Jordan's Bitcoin Meetup Group weighs in on the cryptocurrency's recent crash
In the world of the internet, a bug is not something to take lightly. So Monday, when MTGox, the first Bitcoin exchange site based in Tokyo, reported a bug in its Bitcoin system, the company was forced to ban all users from withdrawing Bitcoin to an external wallet, causing a 20% depreciation of the digital currency’s price.
The Bitcoin bug allows anyone to use the Bitcoin network and change transaction IDs to make it seem as though transfers to Bitcoin wallets didn’t happen, when, in fact, they did. As a result, MtGox banned withdrawals to external wallets, but still allowed internal transactions to MtGox Bitcoin addresses, and currency withdrawals.
MTGox was blamed for making a public announcement, which caused a “widespread panic-selling,” but others thought that the company was right to announce the problem publicly. [UPDATE: Others have noted that this issue with the Bitcoin protocol have been evident since 2011, but that the protocols Mt.

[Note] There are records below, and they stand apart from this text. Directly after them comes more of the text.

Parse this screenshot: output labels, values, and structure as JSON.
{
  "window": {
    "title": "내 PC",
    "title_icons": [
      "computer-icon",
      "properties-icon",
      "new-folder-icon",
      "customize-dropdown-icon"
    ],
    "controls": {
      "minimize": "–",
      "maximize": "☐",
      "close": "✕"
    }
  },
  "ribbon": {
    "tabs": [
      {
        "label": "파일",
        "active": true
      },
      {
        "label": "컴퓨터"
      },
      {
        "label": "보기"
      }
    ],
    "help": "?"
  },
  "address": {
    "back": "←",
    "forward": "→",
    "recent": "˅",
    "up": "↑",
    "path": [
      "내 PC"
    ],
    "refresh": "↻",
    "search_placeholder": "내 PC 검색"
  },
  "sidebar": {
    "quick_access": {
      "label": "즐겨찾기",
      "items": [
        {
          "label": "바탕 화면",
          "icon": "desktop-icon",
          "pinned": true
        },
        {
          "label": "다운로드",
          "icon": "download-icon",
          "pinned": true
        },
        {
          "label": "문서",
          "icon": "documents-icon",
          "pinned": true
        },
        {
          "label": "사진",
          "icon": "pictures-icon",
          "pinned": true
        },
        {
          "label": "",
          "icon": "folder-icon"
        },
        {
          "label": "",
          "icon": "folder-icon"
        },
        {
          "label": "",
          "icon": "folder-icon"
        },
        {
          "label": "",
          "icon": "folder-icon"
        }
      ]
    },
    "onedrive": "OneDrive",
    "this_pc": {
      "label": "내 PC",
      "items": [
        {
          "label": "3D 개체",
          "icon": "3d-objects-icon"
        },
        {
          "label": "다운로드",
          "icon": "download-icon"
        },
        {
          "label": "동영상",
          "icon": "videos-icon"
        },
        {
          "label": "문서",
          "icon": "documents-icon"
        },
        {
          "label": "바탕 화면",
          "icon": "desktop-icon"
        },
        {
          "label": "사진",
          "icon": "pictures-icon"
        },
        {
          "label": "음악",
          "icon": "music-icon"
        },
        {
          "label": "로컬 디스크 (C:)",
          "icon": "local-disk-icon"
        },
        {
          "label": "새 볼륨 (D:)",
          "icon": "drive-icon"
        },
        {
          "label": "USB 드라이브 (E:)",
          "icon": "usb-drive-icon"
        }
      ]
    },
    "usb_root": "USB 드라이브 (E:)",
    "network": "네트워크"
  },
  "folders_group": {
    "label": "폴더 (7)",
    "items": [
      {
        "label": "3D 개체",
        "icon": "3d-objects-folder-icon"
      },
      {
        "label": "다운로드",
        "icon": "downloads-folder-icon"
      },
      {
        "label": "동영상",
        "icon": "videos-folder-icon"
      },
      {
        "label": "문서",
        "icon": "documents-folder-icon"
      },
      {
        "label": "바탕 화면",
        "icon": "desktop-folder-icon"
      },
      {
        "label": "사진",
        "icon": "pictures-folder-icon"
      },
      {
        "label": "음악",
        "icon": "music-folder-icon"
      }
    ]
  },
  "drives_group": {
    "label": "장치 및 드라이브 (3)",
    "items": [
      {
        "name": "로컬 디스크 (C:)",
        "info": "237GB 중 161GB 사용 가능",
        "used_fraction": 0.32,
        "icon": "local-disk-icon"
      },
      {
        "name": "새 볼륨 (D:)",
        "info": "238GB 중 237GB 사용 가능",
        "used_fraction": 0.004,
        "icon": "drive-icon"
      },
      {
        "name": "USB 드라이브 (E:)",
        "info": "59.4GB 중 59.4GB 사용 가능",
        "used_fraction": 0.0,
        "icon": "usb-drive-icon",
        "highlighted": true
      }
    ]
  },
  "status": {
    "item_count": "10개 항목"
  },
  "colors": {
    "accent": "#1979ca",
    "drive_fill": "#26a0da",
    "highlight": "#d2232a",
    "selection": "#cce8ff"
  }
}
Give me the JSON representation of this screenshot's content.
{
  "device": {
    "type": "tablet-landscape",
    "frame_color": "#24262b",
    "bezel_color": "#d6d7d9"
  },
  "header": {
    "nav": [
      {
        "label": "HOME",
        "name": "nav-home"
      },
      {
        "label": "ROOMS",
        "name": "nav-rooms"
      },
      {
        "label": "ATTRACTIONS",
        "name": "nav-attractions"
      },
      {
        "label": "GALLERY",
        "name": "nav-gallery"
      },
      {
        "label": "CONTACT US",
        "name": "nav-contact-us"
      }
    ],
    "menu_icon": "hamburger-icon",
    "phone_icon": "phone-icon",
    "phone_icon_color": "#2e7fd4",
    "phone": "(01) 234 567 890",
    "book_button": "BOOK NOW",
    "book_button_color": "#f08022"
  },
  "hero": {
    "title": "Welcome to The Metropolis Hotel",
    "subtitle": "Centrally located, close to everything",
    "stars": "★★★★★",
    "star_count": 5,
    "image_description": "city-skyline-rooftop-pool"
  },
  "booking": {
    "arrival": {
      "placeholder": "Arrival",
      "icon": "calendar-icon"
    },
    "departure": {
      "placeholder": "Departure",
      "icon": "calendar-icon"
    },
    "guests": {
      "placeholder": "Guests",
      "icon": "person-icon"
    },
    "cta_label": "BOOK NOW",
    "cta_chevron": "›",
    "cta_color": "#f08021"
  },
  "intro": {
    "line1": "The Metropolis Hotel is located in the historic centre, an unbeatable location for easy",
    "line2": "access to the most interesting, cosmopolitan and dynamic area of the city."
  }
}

Gox is using to facilitate trading are not currently able to correct for it.]
Yet, Bitcoin enthusiasts in the region are still optimistic, especially the members of Jordan's Bitcoin Meetup Group, which led an event last Tuesday to introduce the cryptocurrency, amidst skepticism and curiosity in the local community.

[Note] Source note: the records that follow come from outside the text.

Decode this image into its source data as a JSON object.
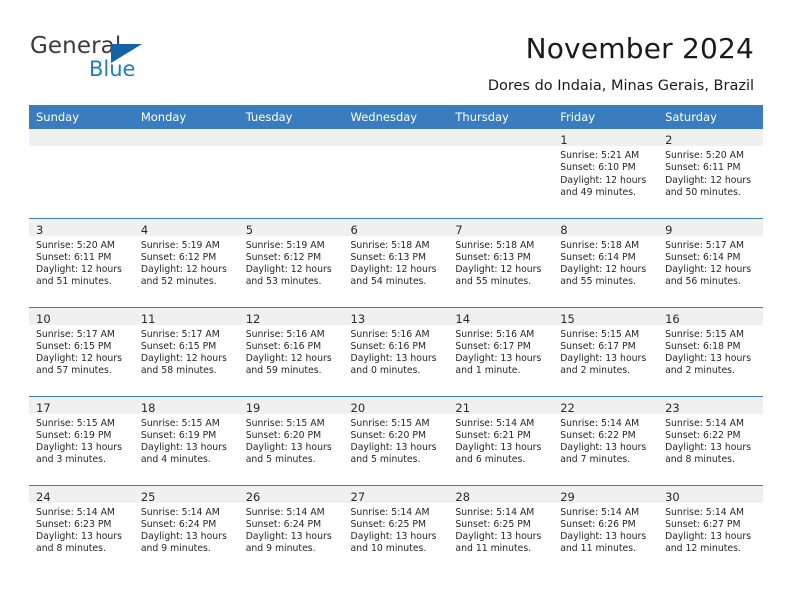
{
  "brand": {
    "name_part1": "General",
    "name_part2": "Blue",
    "accent_color": "#1f7fc4",
    "triangle_color": "#1263a8"
  },
  "header": {
    "title": "November 2024",
    "subtitle": "Dores do Indaia, Minas Gerais, Brazil",
    "header_band_color": "#3a7dbf"
  },
  "weekdays": [
    "Sunday",
    "Monday",
    "Tuesday",
    "Wednesday",
    "Thursday",
    "Friday",
    "Saturday"
  ],
  "weeks": [
    [
      {
        "day": "",
        "lines": []
      },
      {
        "day": "",
        "lines": []
      },
      {
        "day": "",
        "lines": []
      },
      {
        "day": "",
        "lines": []
      },
      {
        "day": "",
        "lines": []
      },
      {
        "day": "1",
        "lines": [
          "Sunrise: 5:21 AM",
          "Sunset: 6:10 PM",
          "Daylight: 12 hours",
          "and 49 minutes."
        ]
      },
      {
        "day": "2",
        "lines": [
          "Sunrise: 5:20 AM",
          "Sunset: 6:11 PM",
          "Daylight: 12 hours",
          "and 50 minutes."
        ]
      }
    ],
    [
      {
        "day": "3",
        "lines": [
          "Sunrise: 5:20 AM",
          "Sunset: 6:11 PM",
          "Daylight: 12 hours",
          "and 51 minutes."
        ]
      },
      {
        "day": "4",
        "lines": [
          "Sunrise: 5:19 AM",
          "Sunset: 6:12 PM",
          "Daylight: 12 hours",
          "and 52 minutes."
        ]
      },
      {
        "day": "5",
        "lines": [
          "Sunrise: 5:19 AM",
          "Sunset: 6:12 PM",
          "Daylight: 12 hours",
          "and 53 minutes."
        ]
      },
      {
        "day": "6",
        "lines": [
          "Sunrise: 5:18 AM",
          "Sunset: 6:13 PM",
          "Daylight: 12 hours",
          "and 54 minutes."
        ]
      },
      {
        "day": "7",
        "lines": [
          "Sunrise: 5:18 AM",
          "Sunset: 6:13 PM",
          "Daylight: 12 hours",
          "and 55 minutes."
        ]
      },
      {
        "day": "8",
        "lines": [
          "Sunrise: 5:18 AM",
          "Sunset: 6:14 PM",
          "Daylight: 12 hours",
          "and 55 minutes."
        ]
      },
      {
        "day": "9",
        "lines": [
          "Sunrise: 5:17 AM",
          "Sunset: 6:14 PM",
          "Daylight: 12 hours",
          "and 56 minutes."
        ]
      }
    ],
    [
      {
        "day": "10",
        "lines": [
          "Sunrise: 5:17 AM",
          "Sunset: 6:15 PM",
          "Daylight: 12 hours",
          "and 57 minutes."
        ]
      },
      {
        "day": "11",
        "lines": [
          "Sunrise: 5:17 AM",
          "Sunset: 6:15 PM",
          "Daylight: 12 hours",
          "and 58 minutes."
        ]
      },
      {
        "day": "12",
        "lines": [
          "Sunrise: 5:16 AM",
          "Sunset: 6:16 PM",
          "Daylight: 12 hours",
          "and 59 minutes."
        ]
      },
      {
        "day": "13",
        "lines": [
          "Sunrise: 5:16 AM",
          "Sunset: 6:16 PM",
          "Daylight: 13 hours",
          "and 0 minutes."
        ]
      },
      {
        "day": "14",
        "lines": [
          "Sunrise: 5:16 AM",
          "Sunset: 6:17 PM",
          "Daylight: 13 hours",
          "and 1 minute."
        ]
      },
      {
        "day": "15",
        "lines": [
          "Sunrise: 5:15 AM",
          "Sunset: 6:17 PM",
          "Daylight: 13 hours",
          "and 2 minutes."
        ]
      },
      {
        "day": "16",
        "lines": [
          "Sunrise: 5:15 AM",
          "Sunset: 6:18 PM",
          "Daylight: 13 hours",
          "and 2 minutes."
        ]
      }
    ],
    [
      {
        "day": "17",
        "lines": [
          "Sunrise: 5:15 AM",
          "Sunset: 6:19 PM",
          "Daylight: 13 hours",
          "and 3 minutes."
        ]
      },
      {
        "day": "18",
        "lines": [
          "Sunrise: 5:15 AM",
          "Sunset: 6:19 PM",
          "Daylight: 13 hours",
          "and 4 minutes."
        ]
      },
      {
        "day": "19",
        "lines": [
          "Sunrise: 5:15 AM",
          "Sunset: 6:20 PM",
          "Daylight: 13 hours",
          "and 5 minutes."
        ]
      },
      {
        "day": "20",
        "lines": [
          "Sunrise: 5:15 AM",
          "Sunset: 6:20 PM",
          "Daylight: 13 hours",
          "and 5 minutes."
        ]
      },
      {
        "day": "21",
        "lines": [
          "Sunrise: 5:14 AM",
          "Sunset: 6:21 PM",
          "Daylight: 13 hours",
          "and 6 minutes."
        ]
      },
      {
        "day": "22",
        "lines": [
          "Sunrise: 5:14 AM",
          "Sunset: 6:22 PM",
          "Daylight: 13 hours",
          "and 7 minutes."
        ]
      },
      {
        "day": "23",
        "lines": [
          "Sunrise: 5:14 AM",
          "Sunset: 6:22 PM",
          "Daylight: 13 hours",
          "and 8 minutes."
        ]
      }
    ],
    [
      {
        "day": "24",
        "lines": [
          "Sunrise: 5:14 AM",
          "Sunset: 6:23 PM",
          "Daylight: 13 hours",
          "and 8 minutes."
        ]
      },
      {
        "day": "25",
        "lines": [
          "Sunrise: 5:14 AM",
          "Sunset: 6:24 PM",
          "Daylight: 13 hours",
          "and 9 minutes."
        ]
      },
      {
        "day": "26",
        "lines": [
          "Sunrise: 5:14 AM",
          "Sunset: 6:24 PM",
          "Daylight: 13 hours",
          "and 9 minutes."
        ]
      },
      {
        "day": "27",
        "lines": [
          "Sunrise: 5:14 AM",
          "Sunset: 6:25 PM",
          "Daylight: 13 hours",
          "and 10 minutes."
        ]
      },
      {
        "day": "28",
        "lines": [
          "Sunrise: 5:14 AM",
          "Sunset: 6:25 PM",
          "Daylight: 13 hours",
          "and 11 minutes."
        ]
      },
      {
        "day": "29",
        "lines": [
          "Sunrise: 5:14 AM",
          "Sunset: 6:26 PM",
          "Daylight: 13 hours",
          "and 11 minutes."
        ]
      },
      {
        "day": "30",
        "lines": [
          "Sunrise: 5:14 AM",
          "Sunset: 6:27 PM",
          "Daylight: 13 hours",
          "and 12 minutes."
        ]
      }
    ]
  ]
}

“It is still a fairly new technology and there is a significant amount of work to make sure it's stable enough,” says Shaden Mar’i, member at Jordan's Bitcoin Meetup Group in Jordan and intrapreneur at TechWomen. “I think a couple of bugs will emerge in time but each will contribute to its final stability and ultimately, a fix to its price volatility.”
In an email, Mohamed Saleh, an advisor at Influencers WS, and co-founder at Bitcoin Meetup Group who led discussions at their event last Tuesday, wrote that this isn’t the first time Bitcoin has “faced a bug or a challenge, and this is not the most serious one.” In March 2013, the value of the digital currency dropped 23% but quickly rebounded, he recalled.
Ola Doudin, co-founder of the Bitcoin Meetup Group, agrees. “The transaction malleability bug is not among the serious bugs that jeopardize Bitcoin and there are ways to work around it,” she says. “Bitcoin core developer Greg Maxwell says that this doesn’t make the top ten list of dangers in the Bitcoin technology.”
Entrepreneurs in the region are experimenting with Bitcoin and launching businesses built around the technology. Tony Gallipi, founder of BitPay, a platform that accepts bitcoin payments, has told Wamda that as traders increase, volatility will decrease, making the digital currency more stable.
But on the face of it, this crash looks like a more serious setback than ones the company has faced in the past. It won't help the case for bitcoins in countries like Lebanon, where the government issued a warning against the technology, or Russia, which banned Bitcoin recently.
Other companies are following suit; e-commerce giant Alibaba declared last month that it will no longer accept any kind of virtual currency. Last week Apple removed Blockchain, its most popular Bitcoin Wallet, from the App Store because it is still uncertain about the international regulations surrounding Bitcoin.
Fouad Jeryes, the third co-founder, is optimistic about the currency's future, however: “We will witness the power of an open-sourced, self-mending, and ever-evolving economic system. It'll be faster and more democratic than what we have on hand in our world today,” he says. “When the opportunity [comes] to take part in the creation of something that is greater than what we have today, and more collective or distributed in terms of authority, amazing things will happen.”